I think part of the reason why I don't find this faster is because I use the more modern style of flat/ovaloid shoelaces. Round shoelaces don't really get "twisted", and linen shoelaces are pliable enough for it to not matter, which means you could roll the laces around in your hand to get them to the starting position for Ian's knot. With the laces in basketball/running shoes, I think you need a bit more dexterity to manipulate the laces to get them to the point where they are 'flat' than could be managed with Ian's knot.
I don't think switching to Ian's knot and round laces would save me much time overall; the reason I like flat athletic laces is because I never have issues with the knot coming undone, loosening, or stretching/tightening. I use round laces on my work boots because flat laces are hard to untie if they get gritty, and I always have to double-knot them or they come undone. Since this is identical to the standard knot, I'm sure that would continue to be a problem, and I think the set-up for the standard knot makes double-knotting easier as well.
As a final note, my best friend ties his dress shoes this way (with the really narrow laces), and it is definitely faster all things equal. I think those narrow laces are probably the best use for this method.
All that being said, I originally found this site while looking for lacing methods, and it's one of my favorite sites on the internet. It's basically everything of what I loved about the "geocities" era of the internet (without the stuff I hated).
I've switched to using Ian's knot, and have found it to be both faster to tie and easier to set up. I think once you work out how to 'pick up' the laces in the right way, so that they are already in the correct starting position, it gets a lot faster/simpler to think about.
Of course, I haven't been in your shoes - my laces are all the round type and I haven't tried it with flat ones.
To each their own!
The oval style with the sharp edges has a lot of the benefits of the flat style, but is more universally compatible. The flat ones don't always move well in round eyelets, they work better with loops in my experience.
The completely flat style doesn't tie well if one of the laces is twisted though. I think it's a great option for athletic shoes though, where you are more likely to care about a particular level of give, etc, and when you don't want your shoes to become untied. The round style is cheaper, and if you don't notice the difference it's probably a more versatile shoelace.
Plus you can do fancy knots with the round style.
I feel it's a bit faster to do than my previous knot, however the real benefits are (for me) this knot stays tight all day long, and the tension is symmetrical (the knot doesn't slide on the side during the day, you never end up with one end longer than the other, etc)

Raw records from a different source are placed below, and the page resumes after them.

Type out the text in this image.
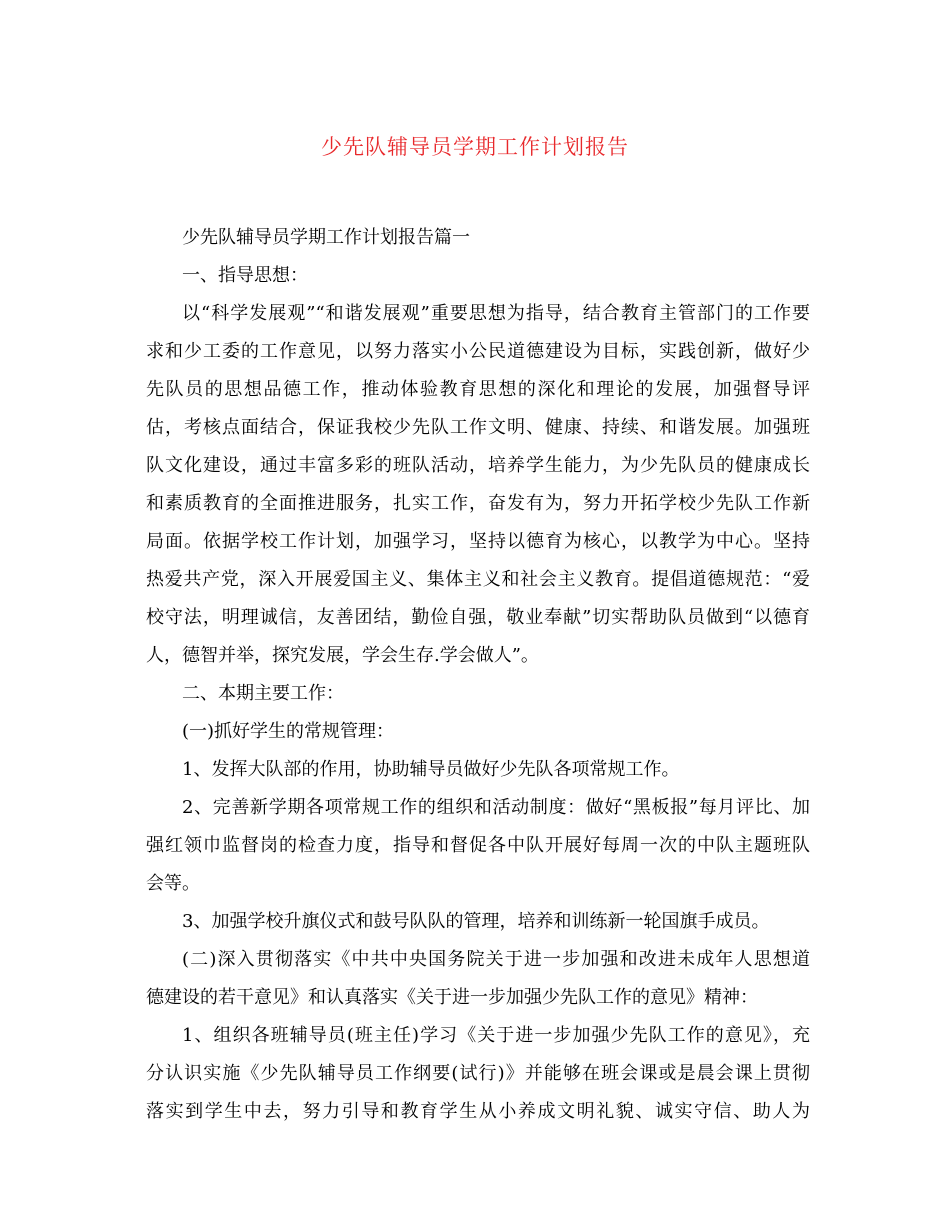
少先队辅导员学期工作计划报告
少先队辅导员学期工作计划报告篇一
一、指导思想：
以“科学发展观”“和谐发展观”重要思想为指导，结合教育主管部门的工作要
求和少工委的工作意见，以努力落实小公民道德建设为目标，实践创新，做好少
先队员的思想品德工作，推动体验教育思想的深化和理论的发展，加强督导评
估，考核点面结合，保证我校少先队工作文明、健康、持续、和谐发展。加强班
队文化建设，通过丰富多彩的班队活动，培养学生能力，为少先队员的健康成长
和素质教育的全面推进服务，扎实工作，奋发有为，努力开拓学校少先队工作新
局面。依据学校工作计划，加强学习，坚持以德育为核心，以教学为中心。坚持
热爱共产党，深入开展爱国主义、集体主义和社会主义教育。提倡道德规范：“爱
校守法，明理诚信，友善团结，勤俭自强，敬业奉献”切实帮助队员做到“以德育
人，德智并举，探究发展，学会生存.学会做人”。
二、本期主要工作：
(一)抓好学生的常规管理：
1、发挥大队部的作用，协助辅导员做好少先队各项常规工作。
2、完善新学期各项常规工作的组织和活动制度：做好“黑板报”每月评比、加
强红领巾监督岗的检查力度，指导和督促各中队开展好每周一次的中队主题班队
会等。
3、加强学校升旗仪式和鼓号队队的管理，培养和训练新一轮国旗手成员。
(二)深入贯彻落实《中共中央国务院关于进一步加强和改进未成年人思想道
德建设的若干意见》和认真落实《关于进一步加强少先队工作的意见》精神：
1、组织各班辅导员(班主任)学习《关于进一步加强少先队工作的意见》，充
分认识实施《少先队辅导员工作纲要(试行)》并能够在班会课或是晨会课上贯彻
落实到学生中去，努力引导和教育学生从小养成文明礼貌、诚实守信、助人为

An interesting memory anecdote: within two weeks of switching I had forgotten the method I'd used for the previous 20 years.
Taking name suggestions...
We would use a knot similar to this when furling the foresail on schooners, as it easily untied under sail.

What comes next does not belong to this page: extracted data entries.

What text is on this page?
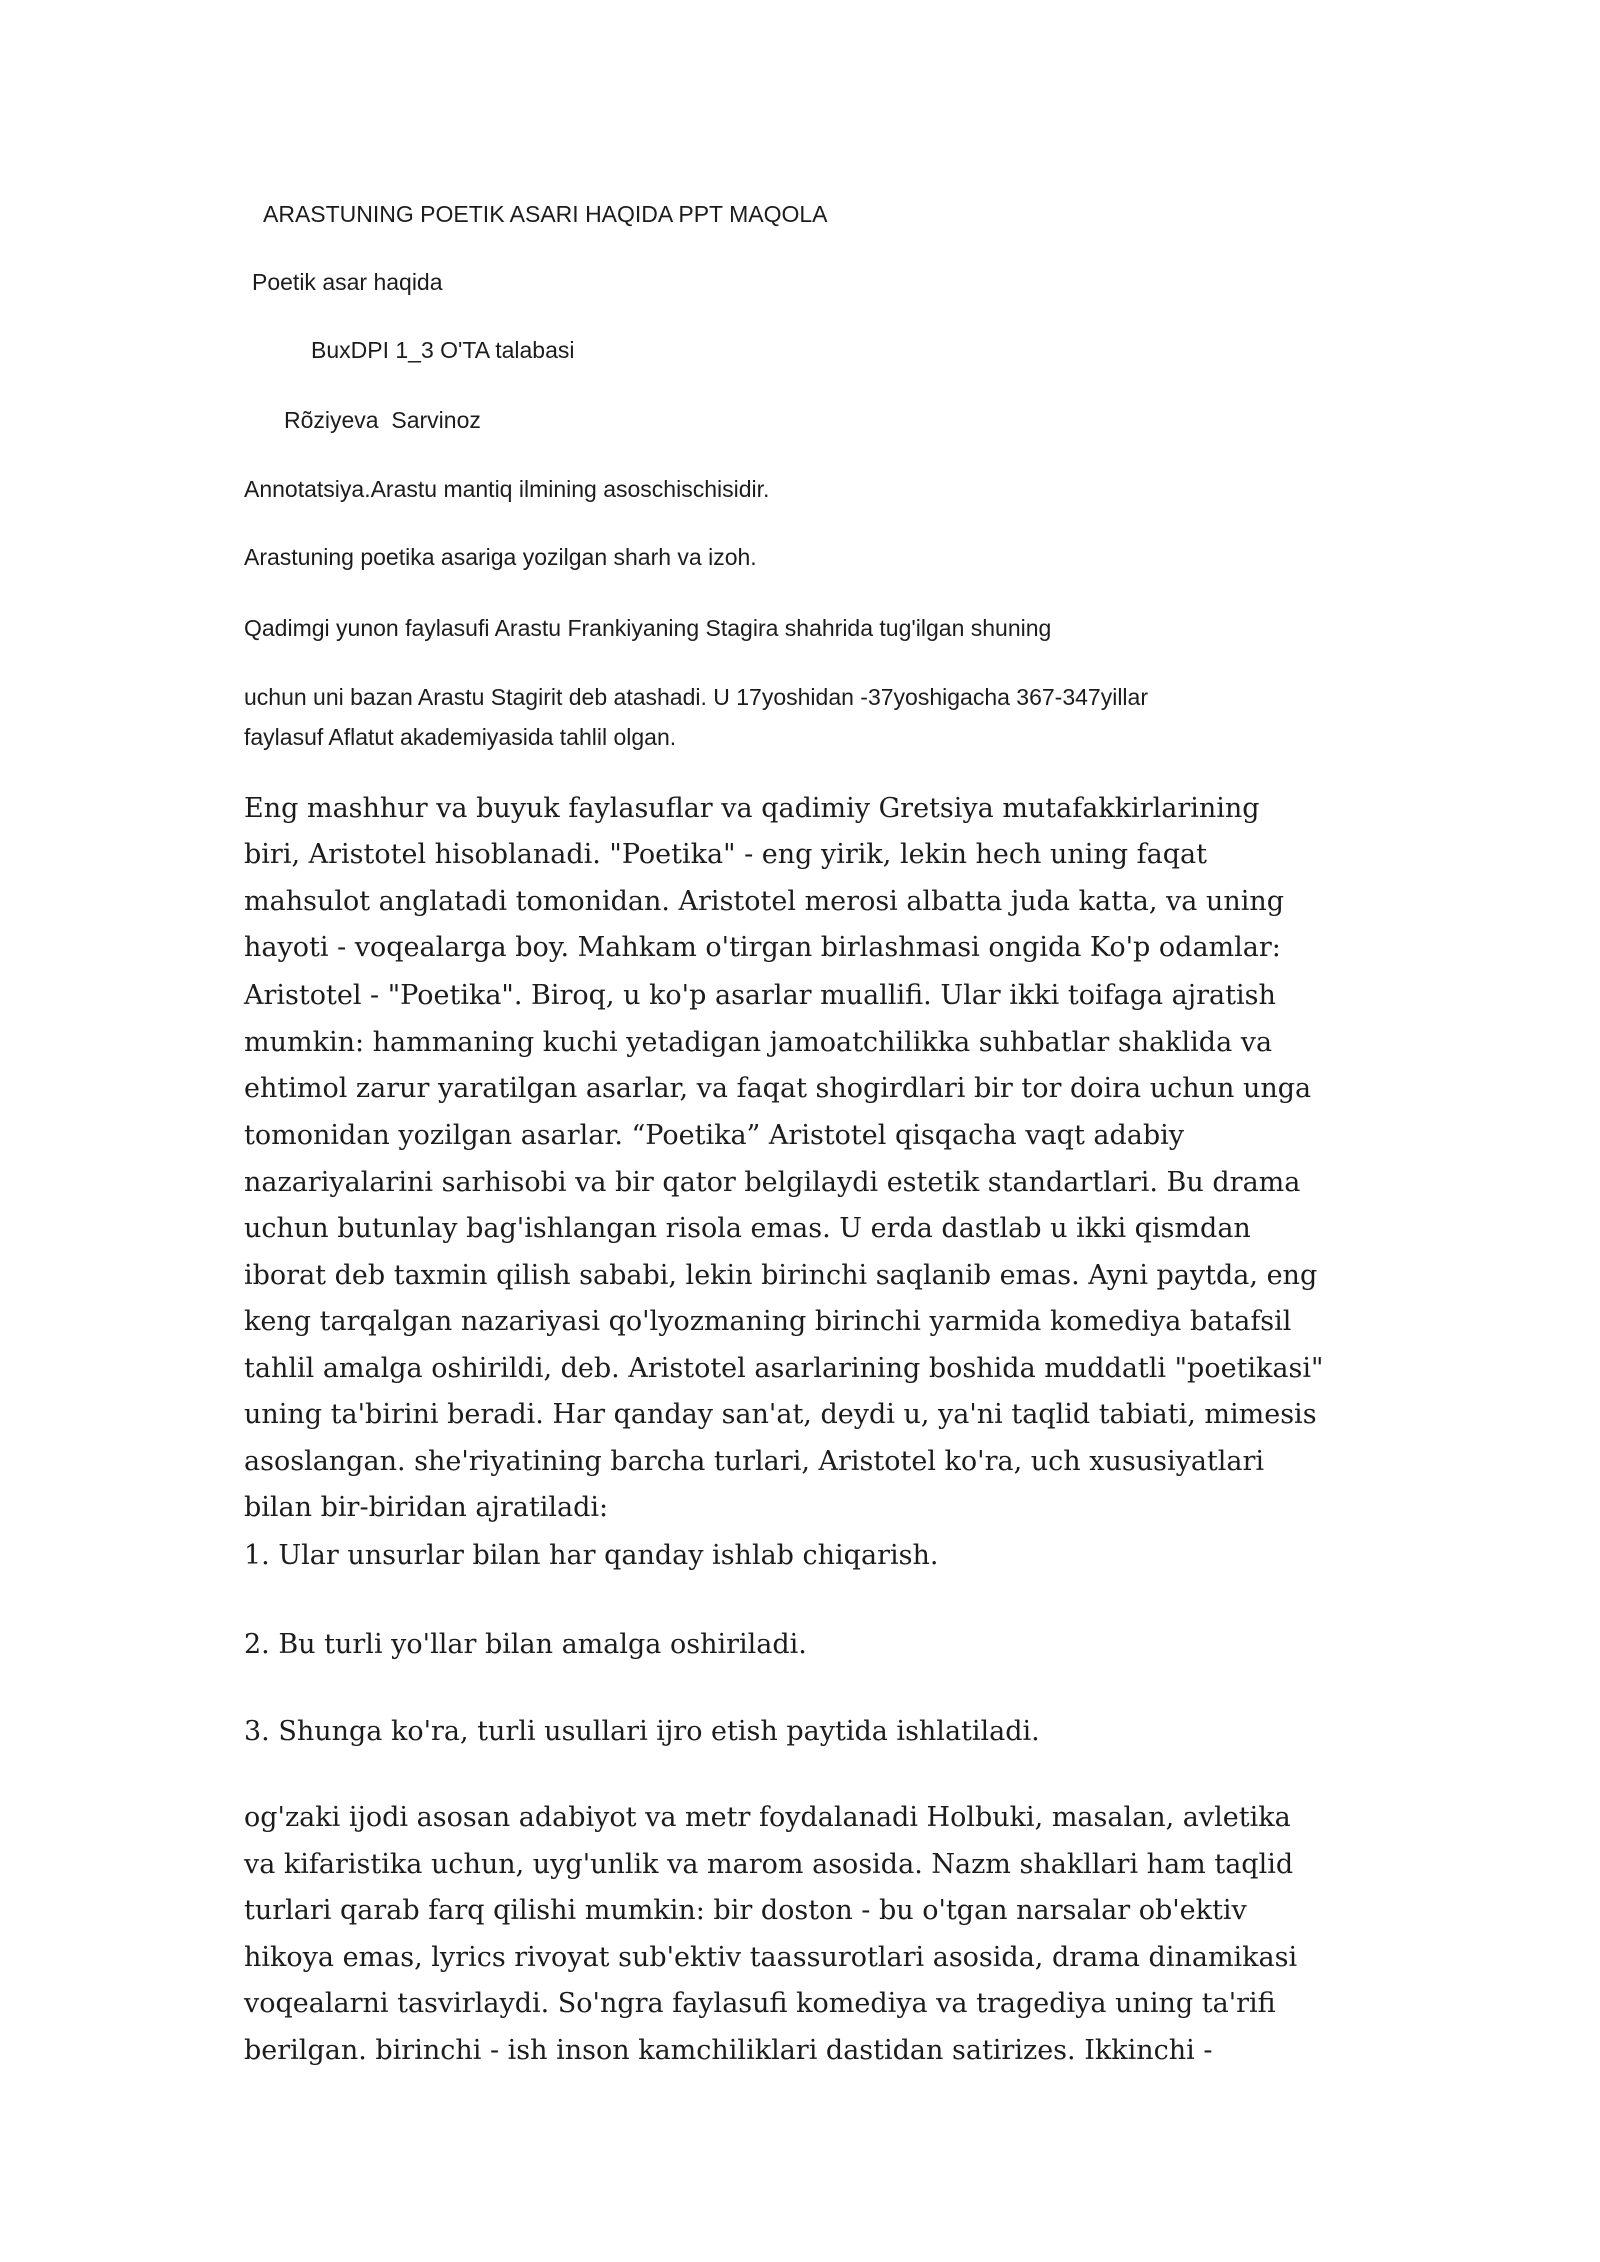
ARASTUNING POETIK ASARI HAQIDA PPT MAQOLA
Poetik asar haqida
BuxDPI 1_3 O'TA talabasi
Rõziyeva  Sarvinoz
Annotatsiya.Arastu mantiq ilmining asoschischisidir.
Arastuning poetika asariga yozilgan sharh va izoh.
Qadimgi yunon faylasufi Arastu Frankiyaning Stagira shahrida tug'ilgan shuning
uchun uni bazan Arastu Stagirit deb atashadi. U 17yoshidan -37yoshigacha 367-347yillar
faylasuf Aflatut akademiyasida tahlil olgan.
Eng mashhur va buyuk faylasuflar va qadimiy Gretsiya mutafakkirlarining
biri, Aristotel hisoblanadi. "Poetika" - eng yirik, lekin hech uning faqat
mahsulot anglatadi tomonidan. Aristotel merosi albatta juda katta, va uning
hayoti - voqealarga boy. Mahkam o'tirgan birlashmasi ongida Ko'p odamlar:
Aristotel - "Poetika". Biroq, u ko'p asarlar muallifi. Ular ikki toifaga ajratish
mumkin: hammaning kuchi yetadigan jamoatchilikka suhbatlar shaklida va
ehtimol zarur yaratilgan asarlar, va faqat shogirdlari bir tor doira uchun unga
tomonidan yozilgan asarlar. “Poetika” Aristotel qisqacha vaqt adabiy
nazariyalarini sarhisobi va bir qator belgilaydi estetik standartlari. Bu drama
uchun butunlay bag'ishlangan risola emas. U erda dastlab u ikki qismdan
iborat deb taxmin qilish sababi, lekin birinchi saqlanib emas. Ayni paytda, eng
keng tarqalgan nazariyasi qo'lyozmaning birinchi yarmida komediya batafsil
tahlil amalga oshirildi, deb. Aristotel asarlarining boshida muddatli "poetikasi"
uning ta'birini beradi. Har qanday san'at, deydi u, ya'ni taqlid tabiati, mimesis
asoslangan. she'riyatining barcha turlari, Aristotel ko'ra, uch xususiyatlari
bilan bir-biridan ajratiladi:
1. Ular unsurlar bilan har qanday ishlab chiqarish.
2. Bu turli yo'llar bilan amalga oshiriladi.
3. Shunga ko'ra, turli usullari ijro etish paytida ishlatiladi.
og'zaki ijodi asosan adabiyot va metr foydalanadi Holbuki, masalan, avletika
va kifaristika uchun, uyg'unlik va marom asosida. Nazm shakllari ham taqlid
turlari qarab farq qilishi mumkin: bir doston - bu o'tgan narsalar ob'ektiv
hikoya emas, lyrics rivoyat sub'ektiv taassurotlari asosida, drama dinamikasi
voqealarni tasvirlaydi. So'ngra faylasufi komediya va tragediya uning ta'rifi
berilgan. birinchi - ish inson kamchiliklari dastidan satirizes. Ikkinchi -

If the author wanted a slight improvement in the explanation, mine would make the finger diagrams use a transparency for the thumb and index finger so that the reader could interpret the location of the laces behind the fingers.
Practically impossible for the knot to come undone and after 5 minutes of practice you can do it in literally 1-2 seconds.
However, totally absurd—Donald Trump levels of absurd—to say you invented a knot. Not only have mathematicians categorized every possible way to make a knot, but before that hundreds if not thousands of generations of sailors and knitters certainly discovered every kind of knot that could be made. Very strange to think you could have “invented” a knot... borderline disturbing to be honest.